Changing this to force third-party domain embeds, however, will break upload sites e.g. for Flash games that use CDNs or subdomains to ensure cookies are safe, such as Newgrounds and Kongregate.

Comment 1 Vicki Pfau 2013-02-25 18:15:23 PST

<rdar://problem/12610535>

Comment 2 Vicki Pfau 2013-02-25 18:30:07 PST

Created attachment 190179 [details]
Patch

Comment 3 Maciej Stachowiak 2013-02-25 20:55:15 PST

That's worrisome. How bad do these sites break? We should probably discuss this offline.

Comment 4 Darin Adler 2013-05-13 18:40:01 PDT

Comment on attachment 190179 [details]
Patch

View in context: https://bugs.webkit.org/attachment.cgi?id=190179&action=review

Code seems OK, but a bit confusing.

> Source/WebCore/ChangeLog:15
> +        (WebCore):

Please remove bogus change log lines.

> Source/WebCore/ChangeLog:17
> +        (SecurityOrigin):

Please remove bogus change log lines.

> Source/WebCore/page/SecurityOrigin.cpp:386
> +bool SecurityOrigin::canAccessPluginStorage(const WebCore::KURL &url) const

The prefix and formatting here is wrong. Should be:

    const KURL& url

> Source/WebCore/page/SecurityOrigin.cpp:395
> +    if (!url.isValid())
> +        return true;

Seems strange that the create function doesn’t do this check.
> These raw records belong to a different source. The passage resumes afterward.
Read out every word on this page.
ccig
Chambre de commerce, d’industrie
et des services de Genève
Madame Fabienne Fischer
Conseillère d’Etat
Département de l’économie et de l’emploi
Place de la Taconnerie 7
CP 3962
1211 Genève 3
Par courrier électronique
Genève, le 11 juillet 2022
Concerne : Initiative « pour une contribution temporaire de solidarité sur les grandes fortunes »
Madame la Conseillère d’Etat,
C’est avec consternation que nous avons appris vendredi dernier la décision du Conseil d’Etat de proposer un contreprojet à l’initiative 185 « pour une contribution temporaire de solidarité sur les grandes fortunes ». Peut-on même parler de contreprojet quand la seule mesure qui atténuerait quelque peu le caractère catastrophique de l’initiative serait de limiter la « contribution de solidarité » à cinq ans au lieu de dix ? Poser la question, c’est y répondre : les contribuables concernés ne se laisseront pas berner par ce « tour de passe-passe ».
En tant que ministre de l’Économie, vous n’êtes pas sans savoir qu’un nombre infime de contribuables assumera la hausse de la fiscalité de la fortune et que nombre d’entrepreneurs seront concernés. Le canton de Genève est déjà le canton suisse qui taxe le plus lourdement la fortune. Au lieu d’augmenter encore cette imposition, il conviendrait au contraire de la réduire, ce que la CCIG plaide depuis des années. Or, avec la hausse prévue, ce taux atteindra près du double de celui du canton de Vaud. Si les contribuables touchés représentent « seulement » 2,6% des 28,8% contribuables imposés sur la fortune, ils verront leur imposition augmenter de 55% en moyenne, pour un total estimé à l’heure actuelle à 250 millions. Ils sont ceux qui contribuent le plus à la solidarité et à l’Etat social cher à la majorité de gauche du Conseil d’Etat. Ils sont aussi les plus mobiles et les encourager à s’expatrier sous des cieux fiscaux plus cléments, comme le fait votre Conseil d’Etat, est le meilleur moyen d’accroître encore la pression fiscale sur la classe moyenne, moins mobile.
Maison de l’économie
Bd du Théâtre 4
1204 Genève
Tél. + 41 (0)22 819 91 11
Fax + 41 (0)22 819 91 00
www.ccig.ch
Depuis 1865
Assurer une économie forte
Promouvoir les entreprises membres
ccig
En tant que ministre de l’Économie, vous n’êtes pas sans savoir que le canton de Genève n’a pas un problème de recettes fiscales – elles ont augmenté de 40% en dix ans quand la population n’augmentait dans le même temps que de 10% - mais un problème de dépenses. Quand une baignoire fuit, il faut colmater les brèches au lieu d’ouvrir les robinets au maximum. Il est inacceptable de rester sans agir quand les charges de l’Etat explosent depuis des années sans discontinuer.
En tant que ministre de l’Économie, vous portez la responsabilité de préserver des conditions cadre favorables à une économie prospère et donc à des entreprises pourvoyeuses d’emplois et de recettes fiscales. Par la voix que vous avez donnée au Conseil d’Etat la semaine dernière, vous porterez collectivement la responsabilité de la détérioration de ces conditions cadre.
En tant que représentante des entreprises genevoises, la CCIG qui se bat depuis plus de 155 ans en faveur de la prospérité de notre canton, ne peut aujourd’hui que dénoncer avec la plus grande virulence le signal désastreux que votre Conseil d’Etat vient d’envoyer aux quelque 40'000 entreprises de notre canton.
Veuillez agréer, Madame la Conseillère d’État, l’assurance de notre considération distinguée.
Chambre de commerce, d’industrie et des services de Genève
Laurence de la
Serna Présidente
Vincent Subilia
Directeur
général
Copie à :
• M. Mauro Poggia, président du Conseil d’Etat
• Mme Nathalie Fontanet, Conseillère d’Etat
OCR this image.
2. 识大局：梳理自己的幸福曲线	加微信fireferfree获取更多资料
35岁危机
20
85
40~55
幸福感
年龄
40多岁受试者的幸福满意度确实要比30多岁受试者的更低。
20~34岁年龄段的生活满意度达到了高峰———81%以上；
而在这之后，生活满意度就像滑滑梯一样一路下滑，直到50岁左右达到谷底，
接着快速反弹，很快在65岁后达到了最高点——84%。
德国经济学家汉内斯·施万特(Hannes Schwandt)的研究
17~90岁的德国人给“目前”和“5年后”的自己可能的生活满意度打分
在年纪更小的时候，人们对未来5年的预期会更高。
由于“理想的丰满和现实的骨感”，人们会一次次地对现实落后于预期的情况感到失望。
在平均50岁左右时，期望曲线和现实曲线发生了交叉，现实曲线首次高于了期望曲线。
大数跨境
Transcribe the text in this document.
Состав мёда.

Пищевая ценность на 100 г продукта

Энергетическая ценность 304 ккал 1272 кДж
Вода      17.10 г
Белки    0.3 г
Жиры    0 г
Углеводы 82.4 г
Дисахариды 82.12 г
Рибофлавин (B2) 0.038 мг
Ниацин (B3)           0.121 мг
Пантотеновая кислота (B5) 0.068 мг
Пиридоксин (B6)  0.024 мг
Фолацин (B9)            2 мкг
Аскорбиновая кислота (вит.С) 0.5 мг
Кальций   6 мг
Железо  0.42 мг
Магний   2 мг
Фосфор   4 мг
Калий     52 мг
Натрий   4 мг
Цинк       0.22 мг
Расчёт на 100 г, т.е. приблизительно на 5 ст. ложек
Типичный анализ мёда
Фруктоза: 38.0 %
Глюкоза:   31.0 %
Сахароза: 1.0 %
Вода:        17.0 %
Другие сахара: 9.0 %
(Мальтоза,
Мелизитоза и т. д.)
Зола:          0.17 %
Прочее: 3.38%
> Source/WebCore/page/SecurityOrigin.cpp:398
> +    RefPtr<SecurityOrigin> origin = create(url);
> +    return canAccessStorage(origin.get());

No need for the local variable. Reads better as:

    return canAccessStorage(create(url).get());

Also, wouldn’t it be better to call canAccessPuginStorage here instead of canAccessStorage?

> Source/WebCore/page/SecurityOrigin.h:153
> +    bool canAccessPluginStorage(const KURL&) const;

To me it seems like this argument needs a name. Not at all clear what this URL represents.

> LayoutTests/http/tests/security/cross-origin-same-frame-plugin-expected.txt:2
> +CONSOLE MESSAGE: line 11: false
> +CONSOLE MESSAGE: line 12: false

These sure are cryptic. Could you improve the test to make it clearer what these are about?

> LayoutTests/platform/mac-wk2/http/tests/security/cross-origin-same-frame-plugin-expected.txt:2
> +CONSOLE MESSAGE: line 11: true
> +CONSOLE MESSAGE: line 12: false

These sure are cryptic. Could you improve the test to make it clearer what these are about?